Have you ever commented online?

That’s one of the ways I got started. There’s a paper in Houston called the Houston Press. I was having a hard time getting the editors to respond to emails I sent with pitches because they don’t know who I am, why would you respond to an email from a person you don’t know? So what I started doing was whenever a thing would go up on the site that one of the editors wrote, I would leave a comment but not just like a “great job” or whatever but like a paragraph or something and let them know that I read the thing and I just kept doing that with my name, Shea Serrano, Shea Serrano, over and over again every time. That way, when I sent an email two weeks after that, I felt like I had a better chance of them opening it because they would see my email address was Shea Serrano. It ended up working.

What would you say is your worst or most time-wasting habit online?

Probably NBA Reddit. There are a ton of people on there who are smart about basketball or funny about basketball, so I’d like to go on there to sort of read through all the stuff that they’re coming up with.
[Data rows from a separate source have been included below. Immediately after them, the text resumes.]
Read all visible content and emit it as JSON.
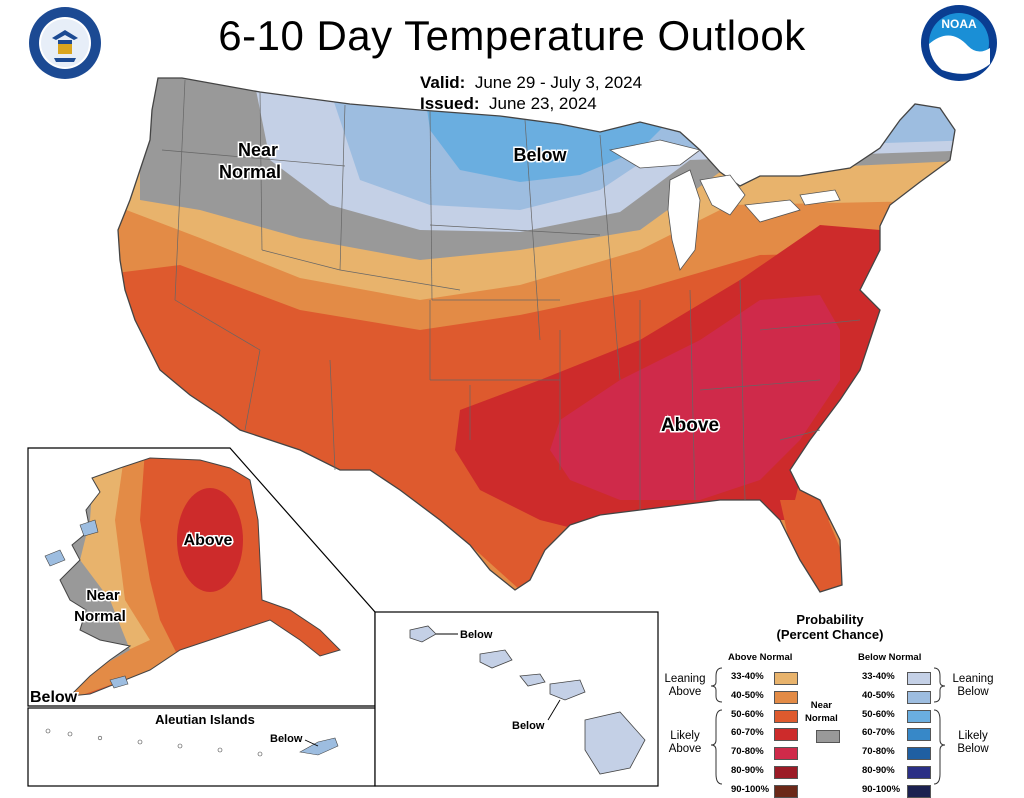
{
  "title": "6-10 Day Temperature Outlook",
  "valid_label": "Valid:",
  "valid_dates": "June 29 - July 3, 2024",
  "issued_label": "Issued:",
  "issued_date": "June 23, 2024",
  "logos": {
    "left": "department-of-commerce-seal",
    "right": "noaa-logo",
    "noaa_text": "NOAA"
  },
  "map_labels": {
    "conus_near_normal_1": "Near",
    "conus_near_normal_2": "Normal",
    "conus_below": "Below",
    "conus_above": "Above",
    "alaska_above": "Above",
    "alaska_near_normal_1": "Near",
    "alaska_near_normal_2": "Normal",
    "alaska_below": "Below",
    "aleutian_title": "Aleutian Islands",
    "aleutian_below": "Below",
    "hawaii_below_1": "Below",
    "hawaii_below_2": "Below"
  },
  "legend": {
    "title_1": "Probability",
    "title_2": "(Percent Chance)",
    "above_header": "Above Normal",
    "below_header": "Below Normal",
    "near_normal_1": "Near",
    "near_normal_2": "Normal",
    "leaning_above_1": "Leaning",
    "leaning_above_2": "Above",
    "likely_above_1": "Likely",
    "likely_above_2": "Above",
    "leaning_below_1": "Leaning",
    "leaning_below_2": "Below",
    "likely_below_1": "Likely",
    "likely_below_2": "Below",
    "above": [
      {
        "range": "33-40%",
        "color": "#e8b36c"
      },
      {
        "range": "40-50%",
        "color": "#e38b46"
      },
      {
        "range": "50-60%",
        "color": "#de5a2e"
      },
      {
        "range": "60-70%",
        "color": "#cd2b2b"
      },
      {
        "range": "70-80%",
        "color": "#cf2a4a"
      },
      {
        "range": "80-90%",
        "color": "#9c1b26"
      },
      {
        "range": "90-100%",
        "color": "#6b2818"
      }
    ],
    "below": [
      {
        "range": "33-40%",
        "color": "#c4d0e6"
      },
      {
        "range": "40-50%",
        "color": "#9dbde0"
      },
      {
        "range": "50-60%",
        "color": "#6aaee0"
      },
      {
        "range": "60-70%",
        "color": "#3788c8"
      },
      {
        "range": "70-80%",
        "color": "#1f5fa2"
      },
      {
        "range": "80-90%",
        "color": "#2b2f86"
      },
      {
        "range": "90-100%",
        "color": "#1c2150"
      }
    ],
    "near_color": "#999999"
  }
}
What tabs do you have open right now?

Right now, I have one for the Google Doc for the thing I’m writing that will go up tomorrow. I have my email. I have a thing for a song called “Don’t Leave Me” by Blackstreet that came out in 1996 that I really like. I was reading through the Wikipedia page. Oh and then there’s a separate browser for this mixtape I was listening to. The mixtape was called “Nice and Slow 52.5.” It’s a collection of a bunch of old R&B songs that have been chopped and screwed.

When was the last time you fell down a rabbit hole online?

The most recent one would be earlier today, actually. The thing I’m writing for tomorrow will be about old R&B songs. While I was doing that I ended up coming across a song I listened to in high school called “Movin’ On” by Mya featuring a rapper named Silkk the Shocker. And then I just started going through all of Silkk the Shocker’s old stuff. He was on a label called No Limit Records. It turned into a No Limits Records thing, and then that turned into a Louisiana rap thing. I think I lost maybe an hour and a half or so doing that.

What’s the last thing you remember learning on the internet that blew your mind?

It was: Kobe Bryant has scored more points against the San Antonio Spurs in the playoffs than any other player in NBA history has against the Spurs. It blew my mind because I felt like I knew that already, but I wasn’t 100 percent sure.

Do you have a favorite or most used emoji?

Right now, it’s the one of the little boat, that’s the one I use the most. That basketball book that I just wrote, the acronym for the title is BAOT, which I pronounce in my head like boat, so I use that instead. It’s usually on Twitter, if somebody sends me a thing or I post a thing about the book, I put that on there.

I’ll see what comes up in the frequently used part … oh, that little man that’s shouting. I like him a lot. It’s like a profile of his face. There’s no secret meaning to it, I just use it to shout a thing.

What about GIFs?

At the end of every week, I will post a thing that’s like, oh thank God I didn’t get fired this week, and then it’s always a basketball GIF of a guy celebrating. That’s mainly what I use them for.

What’s the last screenshot you took on your phone?

The last screenshot was a still of a video of my wife doing this dance that our sons taught her. It’s called a backpack kid dance or something like that.

Do you use any other techie devices beyond your phone or computer?

I tried to do one of those fitness watches that you wear, and I didn’t like it because it was just reminding me that I was not exercising, so I stopped. It’s the same reason I deleted the exercise apps off my phone. So now I don’t have anything anymore. It’s just a phone.